Судьба определила Юрию небольшой срок для его ставропольского периода, всего четыре года. Но вот что удивительно и знаменательно – этот короткий отрезок времени позднее был назван эпохой. Не самим Юрием, а одним из его сослуживцев при  встрече, происшедшей много лет спустя. Это был Геннадий Солопов, казавшийся Юрию в те древние времена не очень близким и не очень вовлеченным в его дела и дела его соратников. Гена был очень обстоятельным, уравновешенным, без малейшей экзальтации и, казалось, без всяких признаков романтизированного мировосприятия совсем молодым парнем, уже женатым, однако, и обзаведшимся ребенком. Словом, этакий реалистичный и укорененный в быт человек. И к тому же весьма неторопливый и основательный.

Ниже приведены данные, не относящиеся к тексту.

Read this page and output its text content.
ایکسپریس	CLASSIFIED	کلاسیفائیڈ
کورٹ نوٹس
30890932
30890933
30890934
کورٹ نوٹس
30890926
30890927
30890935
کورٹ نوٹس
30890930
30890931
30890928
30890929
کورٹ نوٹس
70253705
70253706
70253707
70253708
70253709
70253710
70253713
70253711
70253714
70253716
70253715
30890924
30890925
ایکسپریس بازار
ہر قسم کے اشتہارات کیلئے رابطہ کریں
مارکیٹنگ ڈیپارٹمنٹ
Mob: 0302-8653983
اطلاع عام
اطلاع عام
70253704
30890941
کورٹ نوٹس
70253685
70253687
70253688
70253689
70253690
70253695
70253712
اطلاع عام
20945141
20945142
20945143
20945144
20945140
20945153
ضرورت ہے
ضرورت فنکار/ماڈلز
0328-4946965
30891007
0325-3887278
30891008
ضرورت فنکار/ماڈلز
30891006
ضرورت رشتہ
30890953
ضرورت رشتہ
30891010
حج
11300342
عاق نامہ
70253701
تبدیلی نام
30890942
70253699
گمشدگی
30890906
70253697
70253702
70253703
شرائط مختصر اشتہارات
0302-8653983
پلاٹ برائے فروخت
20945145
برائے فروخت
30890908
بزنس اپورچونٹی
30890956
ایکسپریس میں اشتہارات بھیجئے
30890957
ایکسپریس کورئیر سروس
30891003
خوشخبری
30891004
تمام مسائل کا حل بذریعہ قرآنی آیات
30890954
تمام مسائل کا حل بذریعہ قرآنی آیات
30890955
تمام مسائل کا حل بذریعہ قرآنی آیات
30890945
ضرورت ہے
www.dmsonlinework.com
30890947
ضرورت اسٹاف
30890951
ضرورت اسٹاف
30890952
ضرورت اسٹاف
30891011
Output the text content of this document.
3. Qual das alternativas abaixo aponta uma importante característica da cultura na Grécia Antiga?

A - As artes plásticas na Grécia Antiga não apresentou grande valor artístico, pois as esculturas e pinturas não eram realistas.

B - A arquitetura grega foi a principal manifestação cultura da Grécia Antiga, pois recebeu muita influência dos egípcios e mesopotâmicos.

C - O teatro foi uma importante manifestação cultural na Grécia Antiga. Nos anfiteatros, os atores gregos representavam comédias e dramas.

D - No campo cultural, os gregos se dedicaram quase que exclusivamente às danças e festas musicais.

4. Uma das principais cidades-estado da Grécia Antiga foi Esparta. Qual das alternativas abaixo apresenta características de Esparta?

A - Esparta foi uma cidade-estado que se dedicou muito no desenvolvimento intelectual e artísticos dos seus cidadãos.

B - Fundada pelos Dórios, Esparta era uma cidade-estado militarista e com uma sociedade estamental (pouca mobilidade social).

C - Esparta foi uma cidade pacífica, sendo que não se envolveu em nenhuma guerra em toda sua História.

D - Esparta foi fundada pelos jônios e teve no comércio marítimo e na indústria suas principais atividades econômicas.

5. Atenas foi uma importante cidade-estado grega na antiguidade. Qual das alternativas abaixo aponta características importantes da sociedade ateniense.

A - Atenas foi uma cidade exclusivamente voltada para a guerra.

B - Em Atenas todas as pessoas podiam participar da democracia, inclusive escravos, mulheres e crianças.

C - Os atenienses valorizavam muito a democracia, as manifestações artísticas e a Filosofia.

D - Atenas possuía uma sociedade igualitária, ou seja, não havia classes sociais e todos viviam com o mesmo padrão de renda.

Свою диссертацию он оттачивал и совершенствовал десятилетия, так, кажется, и не защитившись.

 И вдруг из его трезвых уст такая возвышенная, почти выспренняя характеристика далекого четырехлетья:
- Юрий Петрович, те первые четыре года, пока вы были здесь, оказались целой эпохой сравнительно с последующим временем нашего долгого здесь существования! – Откровение, приятно поразившее Юрия еще и потому, что Гена как бы связывал это обстоятельство с Юриным здесь пребыванием. Это признание заставило его потом постоянно возвращаться мыслями к своей ставропольской жизни, оценивая и сравнивая ее с другой, камчатской. Для него она оказалась тоже «эпохой», но совсем, совсем другой, несмотря на более яркую экзотичность и неординарность камчатских условий и обстоятельств. В чем же дело, думал он, что выделило Ставрополь как особое и запоминающееся событие на фоне тоже не то, чтобы совсем уж тусклых дней и лет его жизни?! И, вроде бы, ничего особенного не находил, но ведь все-таки – «эпоха», хоть и такая коротенькая!

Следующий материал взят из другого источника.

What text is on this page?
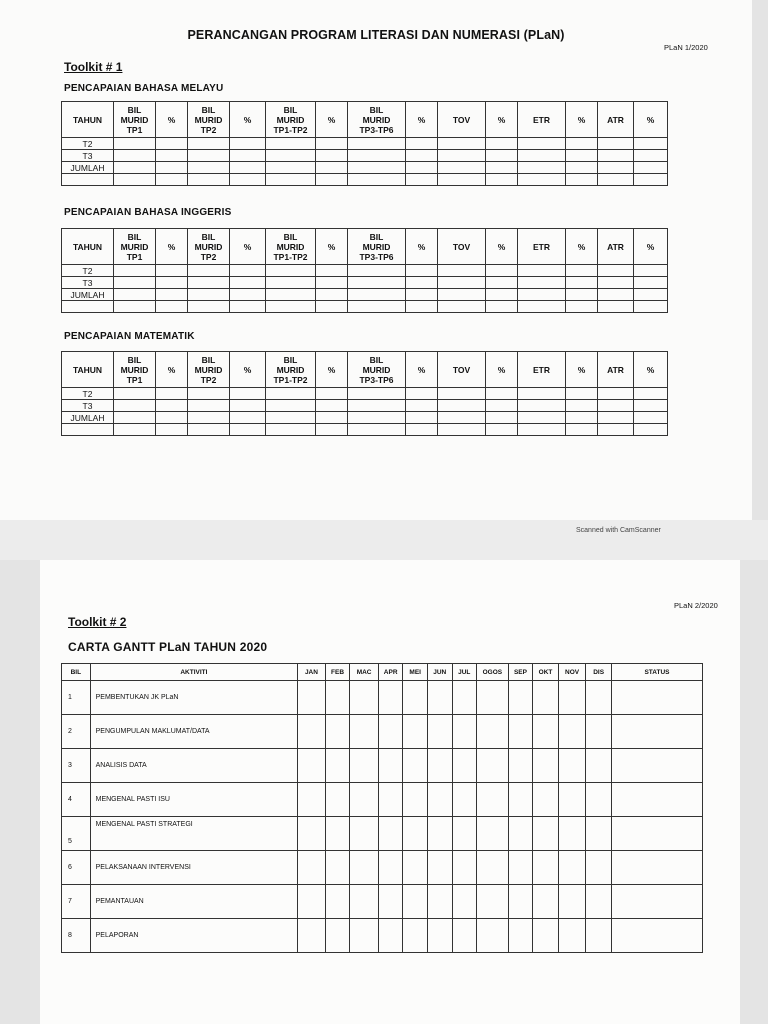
PERANCANGAN PROGRAM LITERASI DAN NUMERASI (PLaN)
PLaN 1/2020
Toolkit # 1
PENCAPAIAN BAHASA MELAYU
TAHUN	BIL
MURID
TP1	%	BIL
MURID
TP2	%	BIL
MURID
TP1-TP2	%	BIL
MURID
TP3-TP6	%	TOV	%	ETR	%	ATR	%
T2														
T3														
JUMLAH														

PENCAPAIAN BAHASA INGGERIS
TAHUN	BIL
MURID
TP1	%	BIL
MURID
TP2	%	BIL
MURID
TP1-TP2	%	BIL
MURID
TP3-TP6	%	TOV	%	ETR	%	ATR	%
T2														
T3														
JUMLAH														

PENCAPAIAN MATEMATIK
TAHUN	BIL
MURID
TP1	%	BIL
MURID
TP2	%	BIL
MURID
TP1-TP2	%	BIL
MURID
TP3-TP6	%	TOV	%	ETR	%	ATR	%
T2														
T3														
JUMLAH														

Scanned with CamScanner
PLaN 2/2020
Toolkit # 2
CARTA GANTT PLaN TAHUN 2020
BIL	AKTIVITI	JAN	FEB	MAC	APR	MEI	JUN	JUL	OGOS	SEP	OKT	NOV	DIS	STATUS
1	PEMBENTUKAN JK PLaN													
2	PENGUMPULAN MAKLUMAT/DATA													
3	ANALISIS DATA													
4	MENGENAL PASTI ISU													
5	MENGENAL PASTI STRATEGI													
6	PELAKSANAAN INTERVENSI													
7	PEMANTAUAN													
8	PELAPORAN													
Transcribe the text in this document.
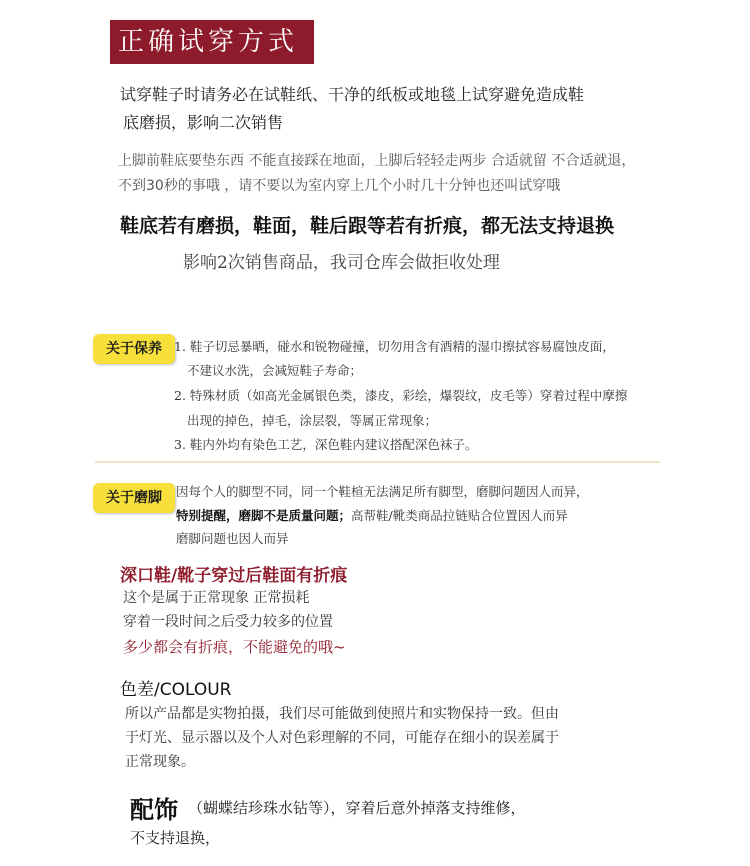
正确试穿方式
试穿鞋子时请务必在试鞋纸、干净的纸板或地毯上试穿避免造成鞋
底磨损，影响二次销售
上脚前鞋底要垫东西 不能直接踩在地面，上脚后轻轻走两步 合适就留 不合适就退，
不到30秒的事哦 ，请不要以为室内穿上几个小时几十分钟也还叫试穿哦
鞋底若有磨损，鞋面，鞋后跟等若有折痕，都无法支持退换
影响2次销售商品，我司仓库会做拒收处理
关于保养 1. 鞋子切忌暴晒，碰水和锐物碰撞，切勿用含有酒精的湿巾擦拭容易腐蚀皮面，
不建议水洗，会减短鞋子寿命；
2. 特殊材质（如高光金属银色类，漆皮，彩绘，爆裂纹，皮毛等）穿着过程中摩擦
出现的掉色，掉毛，涂层裂，等属正常现象；
3. 鞋内外均有染色工艺，深色鞋内建议搭配深色袜子。
关于磨脚	因每个人的脚型不同，同一个鞋楦无法满足所有脚型，磨脚问题因人而异，
特别提醒，磨脚不是质量问题；高帮鞋/靴类商品拉链贴合位置因人而异
磨脚问题也因人而异
深口鞋/靴子穿过后鞋面有折痕
这个是属于正常现象 正常损耗
穿着一段时间之后受力较多的位置
多少都会有折痕，不能避免的哦~
色差/COLOUR
所以产品都是实物拍摄，我们尽可能做到使照片和实物保持一致。但由
于灯光、显示器以及个人对色彩理解的不同，可能存在细小的误差属于
正常现象。
配饰 （蝴蝶结珍珠水钻等），穿着后意外掉落支持维修，
不支持退换，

И он погружался в воспоминания и старался восстановить то особое состояние души, которое помимо реальных событий, окрасило эти четыре года в другой цвет и придало им другой вкус. В чем же была причина этого состояния? Наверное, главным мотивом, определившим его тональность, было все-таки одноактное соединение большого количества в основном молодых людей в коллектив единомышленников для большого и всем интересного дела.
\
 Почти все начали как бы с нуля не только свою личную жизнь после окончания вузов и аспирантур, женитьбы, скитаний по общежитиям и съемным квартирам, начинали с обретения своих собственных гнезд и обзаведения своего собственного семейного хозяйства, словом, не только всего этого сугубо личного, но начинали и общее дело, у которого почти (за редким исключением) не было предыстории. Создавался новый научный центр по изучению геологии, гидрогеологии и инженерной геологии Северного Кавказа и Предкавказья. Грандиозная задача и грандиозные перспективы! Дело молодое, жизнеутверждающее, веселое и, конечно, романтическое. Равнодушию здесь не было места. Потому что всякое начало доброго дела, совершаемое по своему выбору, это обязательно душевный подъем, это большие ожидания и энтузиазм.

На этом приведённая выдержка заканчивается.